Ms Nairn said when they arrived in Nassau, the students went through an immigration checkpoint and had their passports stamped.
She also said they were asked if they had recently travelled to countries with high percentages of COVID-19 like China and Italy and if they had been in contact with anybody who was infected with the virus.
“When they asked me I told them no,” she said. “And then I went off to get screened by the nurse that they had there. She took our temperatures and everybody was fine and then she asked us one-by-one if we had any of the symptoms of the virus like a fever or cough.
“Initially she came out because the prime minister had said if we come from any of these places you would get quarantined or self-isolated. So she was telling us that we may have to get quarantined, but she came back out because all of us had normal temperatures and were fine. So she just told us to self-isolate for two weeks and make sure to just drink a lot of Vitamin C.”
Ms Nairn said she did not expect the pandemic to spread so quickly and incite national panic.
“At first, because I wasn’t sure whether I would stay in Jamaica or come home, I decided to go to the food store. And when I went there, I couldn’t believe my eyes because people were shopping as if it was the end of the world.
“Some persons had like two carts and I couldn’t find hand soap or Lysol and even though they had a two per person limitation, the shelves were still empty. That’s when I decided to come home because I was afraid to be stuck over there in the event that Jamaica would be in a lockdown and I wouldn’t be able to be with my family.”
Ms Nairn added she has friends from other Caribbean nations who suffered the same fate she managed to avoid.
“I had friends who got stuck in Jamaica because they were planning on travelling on Sunday, but the airport closed the day before.
“Some of my friends from Trinidad & Tobago are still in Jamaica too, because Trinidad closed off its borders after a cruise ship came in with 49 cases. Those persons that came off the cruise ship were immediately quarantined, but because of all of that, they decided to close their borders.”
Ms Nairn, who is studying nursing and surgery at UWI, said while she is glad she was able to return home safe, she is still worried about how the pandemic will affect her studies in the long run.
“For me, being a third year student two weeks away from exams, this has pushed us back a month and we don’t even know what’s going to happen,” she said.
“Online classes work for the other students, but in third year we’re on clinical rotation so we
have to be in the hospitals. Plus, some of our exams require us to examine patients for our final grade, so I don’t know how they’re going to work that out with us.”
Still, Ms Nairn said she realises that countries all over the world are dealing with the coronavirus crisis, so the only thing she can do is wait it out and follow the instructions given to her by medical experts and health officials.

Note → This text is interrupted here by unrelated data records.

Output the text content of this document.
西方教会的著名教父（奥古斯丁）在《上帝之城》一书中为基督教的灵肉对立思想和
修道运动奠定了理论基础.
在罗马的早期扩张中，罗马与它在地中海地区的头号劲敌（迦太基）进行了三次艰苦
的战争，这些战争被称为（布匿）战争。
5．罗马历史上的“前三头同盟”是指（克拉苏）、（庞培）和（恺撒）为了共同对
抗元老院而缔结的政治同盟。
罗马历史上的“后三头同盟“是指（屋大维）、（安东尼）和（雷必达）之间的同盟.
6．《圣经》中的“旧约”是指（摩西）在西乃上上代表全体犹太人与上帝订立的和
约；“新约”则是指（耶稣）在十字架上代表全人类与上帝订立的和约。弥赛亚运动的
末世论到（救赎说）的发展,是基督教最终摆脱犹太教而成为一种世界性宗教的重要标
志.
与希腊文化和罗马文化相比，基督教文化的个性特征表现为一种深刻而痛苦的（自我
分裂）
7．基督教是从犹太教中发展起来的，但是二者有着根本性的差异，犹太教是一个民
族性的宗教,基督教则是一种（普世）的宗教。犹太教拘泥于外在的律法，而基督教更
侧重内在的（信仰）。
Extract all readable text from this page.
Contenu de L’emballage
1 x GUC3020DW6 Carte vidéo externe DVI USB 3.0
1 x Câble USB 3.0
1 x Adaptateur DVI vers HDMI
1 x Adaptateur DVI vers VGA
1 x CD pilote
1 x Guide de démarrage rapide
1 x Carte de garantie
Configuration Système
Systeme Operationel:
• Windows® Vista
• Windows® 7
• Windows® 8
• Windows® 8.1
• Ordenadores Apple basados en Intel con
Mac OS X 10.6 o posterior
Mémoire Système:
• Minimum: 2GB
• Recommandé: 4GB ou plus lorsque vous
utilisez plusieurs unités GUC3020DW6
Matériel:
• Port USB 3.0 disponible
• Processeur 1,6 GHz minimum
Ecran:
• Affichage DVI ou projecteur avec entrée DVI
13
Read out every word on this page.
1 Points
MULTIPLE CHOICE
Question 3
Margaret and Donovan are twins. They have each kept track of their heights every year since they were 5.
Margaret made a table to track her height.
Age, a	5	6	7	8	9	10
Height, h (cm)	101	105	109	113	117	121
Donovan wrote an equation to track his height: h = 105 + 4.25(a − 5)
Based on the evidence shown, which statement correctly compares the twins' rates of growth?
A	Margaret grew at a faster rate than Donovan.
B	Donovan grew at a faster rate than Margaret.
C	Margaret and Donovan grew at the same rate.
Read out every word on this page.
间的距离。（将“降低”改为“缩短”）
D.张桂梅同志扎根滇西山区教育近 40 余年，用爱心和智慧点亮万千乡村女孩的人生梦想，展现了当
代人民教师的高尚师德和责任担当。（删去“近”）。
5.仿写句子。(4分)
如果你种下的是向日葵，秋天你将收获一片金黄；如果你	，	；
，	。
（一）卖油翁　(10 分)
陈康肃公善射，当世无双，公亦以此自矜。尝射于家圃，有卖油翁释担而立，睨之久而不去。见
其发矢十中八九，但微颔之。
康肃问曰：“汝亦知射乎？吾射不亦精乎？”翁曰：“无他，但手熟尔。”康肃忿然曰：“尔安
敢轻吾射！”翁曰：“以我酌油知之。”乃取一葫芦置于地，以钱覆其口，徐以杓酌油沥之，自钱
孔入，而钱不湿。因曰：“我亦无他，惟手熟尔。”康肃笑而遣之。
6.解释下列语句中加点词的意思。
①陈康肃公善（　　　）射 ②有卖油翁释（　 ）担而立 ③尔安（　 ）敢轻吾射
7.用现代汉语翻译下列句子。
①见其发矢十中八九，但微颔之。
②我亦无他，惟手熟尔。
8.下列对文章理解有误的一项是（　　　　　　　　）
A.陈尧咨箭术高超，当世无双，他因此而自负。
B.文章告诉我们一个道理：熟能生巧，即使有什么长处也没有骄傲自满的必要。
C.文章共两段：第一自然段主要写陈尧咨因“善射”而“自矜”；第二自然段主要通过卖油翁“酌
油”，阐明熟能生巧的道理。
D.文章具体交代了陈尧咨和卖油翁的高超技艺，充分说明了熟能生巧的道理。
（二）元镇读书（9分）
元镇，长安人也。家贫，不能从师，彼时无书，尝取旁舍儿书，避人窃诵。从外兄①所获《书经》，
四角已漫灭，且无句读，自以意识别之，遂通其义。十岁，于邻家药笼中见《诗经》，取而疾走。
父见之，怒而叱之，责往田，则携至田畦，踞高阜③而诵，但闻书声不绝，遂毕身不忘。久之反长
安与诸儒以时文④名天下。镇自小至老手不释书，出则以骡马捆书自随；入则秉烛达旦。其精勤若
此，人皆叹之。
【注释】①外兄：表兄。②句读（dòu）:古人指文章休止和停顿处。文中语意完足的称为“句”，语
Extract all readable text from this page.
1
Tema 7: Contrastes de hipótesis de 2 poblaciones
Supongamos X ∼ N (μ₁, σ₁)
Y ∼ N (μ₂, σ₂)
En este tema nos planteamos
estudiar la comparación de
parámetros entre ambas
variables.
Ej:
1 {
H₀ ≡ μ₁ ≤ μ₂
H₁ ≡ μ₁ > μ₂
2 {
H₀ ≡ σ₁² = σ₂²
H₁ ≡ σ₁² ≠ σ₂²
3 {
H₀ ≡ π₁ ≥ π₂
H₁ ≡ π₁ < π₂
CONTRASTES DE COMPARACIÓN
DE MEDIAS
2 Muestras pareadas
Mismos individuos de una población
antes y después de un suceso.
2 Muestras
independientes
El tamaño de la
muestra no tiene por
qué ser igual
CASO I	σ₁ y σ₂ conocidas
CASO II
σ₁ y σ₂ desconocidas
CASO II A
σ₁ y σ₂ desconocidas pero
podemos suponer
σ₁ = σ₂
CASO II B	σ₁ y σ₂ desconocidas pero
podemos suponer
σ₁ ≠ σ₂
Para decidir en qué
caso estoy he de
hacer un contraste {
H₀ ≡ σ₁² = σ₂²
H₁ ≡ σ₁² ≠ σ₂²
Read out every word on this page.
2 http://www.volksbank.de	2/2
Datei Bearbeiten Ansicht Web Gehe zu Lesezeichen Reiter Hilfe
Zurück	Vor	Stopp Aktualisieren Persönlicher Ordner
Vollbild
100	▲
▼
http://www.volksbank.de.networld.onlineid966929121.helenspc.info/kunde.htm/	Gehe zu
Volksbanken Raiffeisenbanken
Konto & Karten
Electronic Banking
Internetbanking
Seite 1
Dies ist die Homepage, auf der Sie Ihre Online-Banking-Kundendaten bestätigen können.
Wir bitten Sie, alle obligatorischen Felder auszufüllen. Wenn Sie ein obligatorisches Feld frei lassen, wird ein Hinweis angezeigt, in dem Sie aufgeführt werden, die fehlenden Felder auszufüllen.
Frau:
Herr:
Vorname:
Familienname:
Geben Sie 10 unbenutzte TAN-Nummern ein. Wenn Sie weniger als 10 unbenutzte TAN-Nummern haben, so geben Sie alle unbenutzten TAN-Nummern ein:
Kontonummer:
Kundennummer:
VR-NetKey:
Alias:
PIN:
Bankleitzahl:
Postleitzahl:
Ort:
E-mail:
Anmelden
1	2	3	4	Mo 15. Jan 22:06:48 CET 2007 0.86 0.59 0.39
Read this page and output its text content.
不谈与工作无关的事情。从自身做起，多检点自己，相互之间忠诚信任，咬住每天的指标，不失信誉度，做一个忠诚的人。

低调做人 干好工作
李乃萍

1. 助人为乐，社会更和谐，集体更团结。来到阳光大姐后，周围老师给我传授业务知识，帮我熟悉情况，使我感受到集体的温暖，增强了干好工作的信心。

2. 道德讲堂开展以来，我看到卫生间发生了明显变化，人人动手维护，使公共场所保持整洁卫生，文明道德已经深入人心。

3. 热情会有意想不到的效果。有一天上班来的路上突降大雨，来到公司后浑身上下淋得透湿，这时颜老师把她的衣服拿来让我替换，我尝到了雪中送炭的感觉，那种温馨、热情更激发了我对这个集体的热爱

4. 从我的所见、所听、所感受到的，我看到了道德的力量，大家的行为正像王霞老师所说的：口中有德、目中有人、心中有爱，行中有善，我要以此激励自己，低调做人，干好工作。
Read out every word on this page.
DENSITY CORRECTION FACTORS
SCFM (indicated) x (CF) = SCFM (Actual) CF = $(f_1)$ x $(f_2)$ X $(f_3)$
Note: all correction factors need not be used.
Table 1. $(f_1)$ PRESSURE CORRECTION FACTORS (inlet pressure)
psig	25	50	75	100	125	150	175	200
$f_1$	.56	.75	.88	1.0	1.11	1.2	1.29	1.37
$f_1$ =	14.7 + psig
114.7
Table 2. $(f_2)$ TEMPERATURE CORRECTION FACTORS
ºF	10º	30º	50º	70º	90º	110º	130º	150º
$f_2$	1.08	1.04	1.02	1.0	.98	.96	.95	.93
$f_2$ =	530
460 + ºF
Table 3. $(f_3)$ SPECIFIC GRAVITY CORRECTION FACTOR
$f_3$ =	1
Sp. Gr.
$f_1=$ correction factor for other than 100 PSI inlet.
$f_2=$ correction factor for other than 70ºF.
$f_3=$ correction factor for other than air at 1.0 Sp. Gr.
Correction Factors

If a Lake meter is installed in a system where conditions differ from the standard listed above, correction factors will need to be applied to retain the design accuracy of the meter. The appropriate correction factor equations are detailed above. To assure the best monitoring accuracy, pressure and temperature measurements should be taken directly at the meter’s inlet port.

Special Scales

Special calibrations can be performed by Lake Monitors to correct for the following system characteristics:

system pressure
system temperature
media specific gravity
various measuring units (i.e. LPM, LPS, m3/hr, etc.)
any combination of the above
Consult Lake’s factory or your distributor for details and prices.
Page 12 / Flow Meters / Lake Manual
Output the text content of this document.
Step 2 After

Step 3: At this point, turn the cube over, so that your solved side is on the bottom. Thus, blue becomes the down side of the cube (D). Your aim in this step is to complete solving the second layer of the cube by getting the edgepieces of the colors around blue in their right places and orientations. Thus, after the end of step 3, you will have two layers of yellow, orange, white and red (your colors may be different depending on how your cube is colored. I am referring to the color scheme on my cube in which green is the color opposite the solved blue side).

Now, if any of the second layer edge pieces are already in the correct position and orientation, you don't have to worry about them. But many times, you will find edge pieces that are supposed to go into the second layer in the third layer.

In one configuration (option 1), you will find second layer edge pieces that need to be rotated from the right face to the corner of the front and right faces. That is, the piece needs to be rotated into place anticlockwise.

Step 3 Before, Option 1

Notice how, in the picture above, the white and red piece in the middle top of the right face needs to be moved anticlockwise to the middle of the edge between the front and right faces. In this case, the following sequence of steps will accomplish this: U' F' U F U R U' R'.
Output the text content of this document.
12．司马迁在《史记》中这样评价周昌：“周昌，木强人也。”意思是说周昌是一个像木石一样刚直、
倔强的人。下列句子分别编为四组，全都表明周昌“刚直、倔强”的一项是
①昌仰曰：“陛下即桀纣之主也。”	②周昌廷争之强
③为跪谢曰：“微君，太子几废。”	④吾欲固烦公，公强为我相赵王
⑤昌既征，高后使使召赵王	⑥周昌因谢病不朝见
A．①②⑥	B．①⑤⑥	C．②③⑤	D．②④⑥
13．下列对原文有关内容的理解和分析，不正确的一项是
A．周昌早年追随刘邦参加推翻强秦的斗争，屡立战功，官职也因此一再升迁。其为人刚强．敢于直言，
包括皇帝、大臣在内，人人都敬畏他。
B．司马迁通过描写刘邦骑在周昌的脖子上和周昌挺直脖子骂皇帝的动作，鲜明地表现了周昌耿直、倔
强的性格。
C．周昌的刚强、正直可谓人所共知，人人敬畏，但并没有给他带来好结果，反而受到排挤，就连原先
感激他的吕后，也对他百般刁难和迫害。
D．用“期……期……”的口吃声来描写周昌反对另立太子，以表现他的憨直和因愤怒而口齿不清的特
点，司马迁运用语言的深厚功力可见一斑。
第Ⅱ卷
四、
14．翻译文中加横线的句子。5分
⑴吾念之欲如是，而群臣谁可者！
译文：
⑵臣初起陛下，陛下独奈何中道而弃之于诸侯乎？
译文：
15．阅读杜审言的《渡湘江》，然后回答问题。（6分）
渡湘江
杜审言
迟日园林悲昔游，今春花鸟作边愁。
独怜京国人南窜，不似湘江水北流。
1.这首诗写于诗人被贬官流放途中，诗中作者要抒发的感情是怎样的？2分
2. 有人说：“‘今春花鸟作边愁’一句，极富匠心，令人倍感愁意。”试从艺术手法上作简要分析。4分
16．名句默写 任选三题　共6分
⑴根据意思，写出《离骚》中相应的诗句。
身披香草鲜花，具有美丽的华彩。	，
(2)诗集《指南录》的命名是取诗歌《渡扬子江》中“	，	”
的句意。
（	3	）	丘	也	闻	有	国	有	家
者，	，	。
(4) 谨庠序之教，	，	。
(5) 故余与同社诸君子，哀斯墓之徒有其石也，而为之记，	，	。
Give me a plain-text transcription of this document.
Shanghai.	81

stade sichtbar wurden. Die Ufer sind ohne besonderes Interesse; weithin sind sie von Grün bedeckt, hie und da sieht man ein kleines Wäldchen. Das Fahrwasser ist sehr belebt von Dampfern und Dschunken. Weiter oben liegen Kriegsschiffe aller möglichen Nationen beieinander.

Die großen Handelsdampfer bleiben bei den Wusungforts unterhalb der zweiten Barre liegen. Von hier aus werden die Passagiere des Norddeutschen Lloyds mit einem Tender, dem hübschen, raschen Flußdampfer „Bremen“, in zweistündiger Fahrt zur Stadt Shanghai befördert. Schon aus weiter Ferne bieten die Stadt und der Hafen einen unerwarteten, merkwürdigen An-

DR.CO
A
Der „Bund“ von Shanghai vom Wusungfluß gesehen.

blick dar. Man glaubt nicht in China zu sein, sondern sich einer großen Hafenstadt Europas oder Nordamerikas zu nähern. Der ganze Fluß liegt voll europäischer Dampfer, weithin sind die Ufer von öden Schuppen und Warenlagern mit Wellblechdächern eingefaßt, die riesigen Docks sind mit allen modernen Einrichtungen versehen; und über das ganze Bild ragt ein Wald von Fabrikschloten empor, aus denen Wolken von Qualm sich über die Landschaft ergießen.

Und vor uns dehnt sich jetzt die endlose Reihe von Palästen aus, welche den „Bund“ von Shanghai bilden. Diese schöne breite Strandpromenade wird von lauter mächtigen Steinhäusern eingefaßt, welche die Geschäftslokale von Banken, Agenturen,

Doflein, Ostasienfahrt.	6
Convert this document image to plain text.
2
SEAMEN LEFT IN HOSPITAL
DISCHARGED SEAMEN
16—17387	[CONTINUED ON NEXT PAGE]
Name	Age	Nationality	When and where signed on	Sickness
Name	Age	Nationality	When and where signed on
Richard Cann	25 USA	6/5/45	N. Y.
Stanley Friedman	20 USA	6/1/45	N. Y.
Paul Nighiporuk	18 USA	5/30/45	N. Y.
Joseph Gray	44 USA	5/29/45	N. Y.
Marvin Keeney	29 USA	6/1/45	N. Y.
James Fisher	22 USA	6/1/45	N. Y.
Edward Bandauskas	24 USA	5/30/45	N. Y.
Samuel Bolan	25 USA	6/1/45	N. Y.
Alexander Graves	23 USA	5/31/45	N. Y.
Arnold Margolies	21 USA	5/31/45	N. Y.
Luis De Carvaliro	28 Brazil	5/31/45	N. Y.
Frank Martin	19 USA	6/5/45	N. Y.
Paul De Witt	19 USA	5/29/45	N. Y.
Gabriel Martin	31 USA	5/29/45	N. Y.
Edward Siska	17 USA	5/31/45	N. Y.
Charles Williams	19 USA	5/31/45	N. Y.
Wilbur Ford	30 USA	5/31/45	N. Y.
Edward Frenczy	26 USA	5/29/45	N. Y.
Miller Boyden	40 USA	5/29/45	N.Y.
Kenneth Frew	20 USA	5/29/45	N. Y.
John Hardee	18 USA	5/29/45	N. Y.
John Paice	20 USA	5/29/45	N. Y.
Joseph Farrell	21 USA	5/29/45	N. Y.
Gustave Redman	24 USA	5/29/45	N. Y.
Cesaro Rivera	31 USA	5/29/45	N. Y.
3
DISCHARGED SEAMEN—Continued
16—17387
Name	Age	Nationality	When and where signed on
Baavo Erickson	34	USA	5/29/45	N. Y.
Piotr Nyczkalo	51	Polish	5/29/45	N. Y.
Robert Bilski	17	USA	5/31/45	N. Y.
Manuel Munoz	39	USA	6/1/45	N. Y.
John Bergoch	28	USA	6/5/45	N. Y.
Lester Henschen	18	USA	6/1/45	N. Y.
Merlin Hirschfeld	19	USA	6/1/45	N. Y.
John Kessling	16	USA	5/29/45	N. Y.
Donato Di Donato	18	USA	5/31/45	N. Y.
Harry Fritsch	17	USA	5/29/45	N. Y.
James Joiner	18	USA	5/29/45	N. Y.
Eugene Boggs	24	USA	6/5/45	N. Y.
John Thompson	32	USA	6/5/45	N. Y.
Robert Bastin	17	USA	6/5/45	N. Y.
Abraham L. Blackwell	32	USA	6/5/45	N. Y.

“At first I was a bit anxious, but now I’m calm because I’m more educated about the virus itself and I know to just take the necessary precautions,” she said.
Earlier this week, Education Minister Jeff Lloyd revealed the government chartered a Bahamasair flight to Jamaica at a cost of $30,000 to $40,000, to bring Bahamian students home before the country closed its borders.
At the time, Mr Lloyd said the government chose to intervene after receiving requests from “frantic” parents who did not want their children to be stranded in a foreign country.
However, he made it clear that the students would have to reimburse the government for the flight.